Read on to see how that second option is deployed.

Adding a local copy of NetScaler Console for the enclave

The solution is to place a NetScaler console into the enclave, it can then service the local NetScaler’s in that environment.

In the example above:

• The blue network is the ‘regular network’.
• The red network is the enclave, that runs totally separate from the blue network.

What does NetScaler Console require to run?

This <in comments> has the requirements, the key table is below.

I expect, if you need to setup a few enclaves, that 32GB and 8 vCPU per Console requirement could become a bit of an objection.

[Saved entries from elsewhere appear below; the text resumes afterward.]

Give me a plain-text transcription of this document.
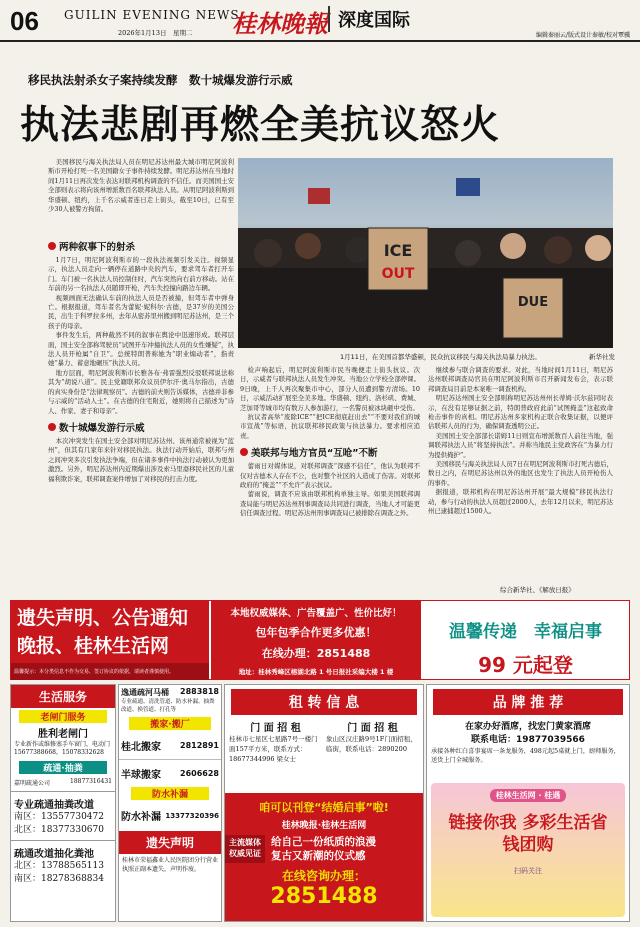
06 GUILIN EVENING NEWS
2026年1月13日　星期二 桂林晚報 深度国际
编辑秦丽云/版式设计秦敏/校对覃骥
移民执法射杀女子案持续发酵　数十城爆发游行示威
执法悲剧再燃全美抗议怒火

美国移民与海关执法局人员在明尼苏达州最大城市明尼阿波利斯市开枪打死一名美国籍女子事件持续发酵。明尼苏达州在当地时间1月11日再次发生表达对联邦机构调查的不信任。而美国国土安全部则表示将向该州增派数百名联邦执法人员。从明尼阿波利斯到华盛顿、纽约，上千名示威者连日走上街头，截至10日，已有至少30人被警方拘留。

两种叙事下的射杀

1月7日，明尼阿波利斯市的一段执法视频引发关注。视频显示，执法人员走向一辆停在道路中央的汽车，要求驾车者打开车门。车门被一名执法人员控制住时，汽车突然向右前方移动。站在车前的另一名执法人员随即开枪，汽车失控撞向路边车辆。

视频画面无法确认车前的执法人员是否被撞，但驾车者中弹身亡。根据报道，驾车者名为蕾妮·妮科尔·古德，是37岁的美国公民，出生于科罗拉多州，去年从密苏里州搬到明尼苏达州，是三个孩子的母亲。

事件发生后，两种截然不同的叙事在舆论中迅速形成。联邦层面，国土安全部称驾驶员“试图开车冲撞执法人员的女性嫌疑”，执法人员开枪属“自卫”。总统特朗普称她为“职业煽动者”，指责她“暴力、蓄意地碾压”执法人员。

地方层面，明尼阿波利斯市长雅各布·弗雷强烈反驳联邦说法称其为“胡说八道”。民主党籍联邦众议员伊尔汗·奥马尔指出，古德的真实身份是“法律观察员”。古德的前夫则告诉媒体，古德并非参与示威的“活动人士”。在古德的住宅附近，她则将自己描述为“诗人、作家、妻子和母亲”。

数十城爆发游行示威

本次冲突发生在国土安全部对明尼苏达州、该州通常被视为“蓝州”，但其有几家年来针对移民执法。执法行动开始后，联邦与州之间冲突多次引发执法争端，但在诸多事件中执法行动被认为更加激烈。另外，明尼苏达州内近期爆出涉及索马里裔移民社区的儿童福利欺诈案，联邦调查案件增加了对移民的打击力度。

ICE
OUT
DUE
1月11日，在美国首都华盛顿，民众抗议移民与海关执法局暴力执法。	新华社发

检声响起后，明尼阿波利斯市民当晚便走上街头抗议。次日，示威者与联邦执法人员发生冲突。当地公立学校全部停课。9日晚，上千人再次聚集市中心，部分人员遭到警方清场。10日，示威活动扩展至全美多地。华盛顿、纽约、洛杉矶、费城、芝加哥等城市均有数万人参加游行，一名警员被冰块砸中受伤。

抗议者高举“废除ICE”“把ICE彻底赶出去”“不要对我们的城市宣战”等标语，抗议联邦移民政策与执法暴力。要求相应追责。

美联邦与地方官员“互呛”不断

蕾雨日对媒体说，对联邦调查“深感不信任”，他认为联邦不仅对古德本人存在不公，也对整个社区的人造成了伤害。对联邦政府的“掩盖”“不允许”表示抗议。

蕾雨说，调查不应该由联邦机构单独主导。如果美国联邦调查局能与明尼苏达州刑事调查局共同进行调查，当地人才可能更信任调查过程。明尼苏达州刑事调查局已被排除在调查之外。

继续参与联合调查的要求。对此，当地时间1月11日，明尼苏达州联邦调查局官员在明尼阿波利斯市召开新闻发布会，表示联邦调查局目前是本案唯一调查机构。

明尼苏达州国土安全部则称明尼苏达州州长蒂姆·沃尔兹同时表示，在没有足够证据之前，特朗普政府此前“试图掩盖”这起致命枪击事件的真相。明尼苏达州多家机构正联合收集证据，以便评估联邦人员的行为，确保调查透明公正。

美国国土安全部部长诺姆11日则宣布增派数百人前往当地，强调联邦执法人员“将坚持执法”。并称当地民主党政客在“为暴力行为提供掩护”。

美国移民与海关执法局人员7日在明尼阿波利斯市打死古德后，数日之内，在明尼苏达州以外的地区也发生了执法人员开枪伤人的事件。

据报道，联邦机构在明尼苏达州开展“最大规模”移民执法行动，参与行动的执法人员超过2000人，去年12月以来，明尼苏达州已逮捕超过1500人。

综合新华社、《解放日报》
遗失声明、公告通知
晚报、桂林生活网
温馨提示：本分类信息不作为交易、签订协议的依据，请读者谨慎使用。
本地权威媒体、广告覆盖广、性价比好！
包年包季合作更多优惠！
在线办理：2851488
地址：桂林秀峰区榕湖北路 1 号日报社采编大楼 1 楼
温馨传递　幸福启事
99 元起登
生活服务
老闸门服务
胜利老闸门
专业新作或维修塞手车窗门，电动门15677388668，15078332628
疏通·抽粪
嘉明疏通公司	18877316431
专业疏通抽粪改道
南区：13557730472
北区：18377330670
疏通改道抽化粪池
北区：13788565113
南区：18278368834
逸通疏河马桶 2883818
专业疏通、清洗管道、防水补漏、抽粪改道、换管道、打孔等
搬家·搬厂
桂北搬家 2812891
半球搬家 2606628
防水补漏
防水补漏 13377320396
遗失声明
桂林市荣福鑫业人民医院团分行营业执照正副本遗失，声明作废。
租 转 信 息
门 面 招 租
桂林市七星区七星路7号一楼门面157平方米，联系方式：18677344996 梁女士
门 面 招 租
象山区汉庄路9号1F门面招租，临街，联系电话：2890200
咱可以刊登“结婚启事”啦!
桂林晚报·桂林生活网
主流媒体
权威见证
给自己一份纸质的浪漫
复古又新潮的仪式感
在线咨询办理：
2851488
品 牌 推 荐
在家办好酒席，找宏门黄家酒席
联系电话：19877039566
承接各种红白喜事宴席一条龙服务，498元起5桌就上门，厨师服务，送货上门全城服务。
桂林生活网 · 桂遇
链接你我 多彩生活省钱团购
扫码关注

To be clear, NetScaler Console is available in two versions.

1. NetScaler Console running on-premise.
2. NetScaler Console Service.

One that runs as a cloud service, is obviously not going to work for an enclave, as they typically don’t have internet access. For security reasons right?

The assumption is that NetScaler Console on-premise will be used in this case for the Red enclave.

NetScaler Console, licenses server only mode.

One option when setting up NetScaler Console is to select this.

Choosing the second option allows the Console to be deployed with less resources, which might offer a better fit for this enclave requirement. The docs link is here .

How do I get this to actually work?

Here are the steps.

1. Deploy NetScaler Console into the ‘Red’ enclave. Download the latest 14.1 NetScaler console and spin it up with the resources suggested above (8G of memory, 4 vCPU cores and the default drive size). Naturally, you will need a suitable hypervisor to run this on, choose an image that suits.
2. Make a note of the ‘Host id’ once the Console is deployed. It is here:

3. Once the NetScaler Console is running and you have a note of that host ID (its a 10minute deployment job), login to the Citrix license portal with a suitable account. There will be a list of licenses, like this:

4. We need to assign capacity to this Console. In the screen shot above there are multiple lines of licenses. Assuming that my Red enclave is going to be running NetScaler VPX FIPS instances.

I will need:

NetScaler flexed VPX FIPS SW Instances - I will take 12 of these units.

NetScaler Flexed Platinum BW 100MB - I will take 120 of these units.

This will give me 12 x VPX Premium 1Gbps appliances. Having this capacity on the NetScaler Console will allow this to be flexed between instances in the Red enclave.

5. When the capacity is assigned, I just import the two files on to the Red NetScaler Console.

6. I can then go to each NetScaler in the Red enclave and point them at the new Console IP address. If the assignment is different for the NetScaler, this might require a reboot.

Issues?

There has been some assumption’s about how to solve this issue in this piece. What else could be a problem? I can only think of one main problem.

1000 enclaves?

Clearly, if there are many enclaves, using NetScaler Console could be a problem as the resources and management needed could be unwanted. It means there is another point to manage and update, in addition to the NetScaler’s themselves. There are some plans to address this with some product updates.

Summary

Okay, so we have a local NetScaler Console running in the ‘Red’ enclave, providing licensed capacity as required.

The steps might look ‘onerous’, however it isn’t that time consuming really. The steps above are quite detailed. This process can be more of a problem for customer when they find this out and it might be something that they did not expect to have to do. This process took about 30 minutes, start to finish.

Hopefully, this was useful. Let me know if there are points that need further clarification.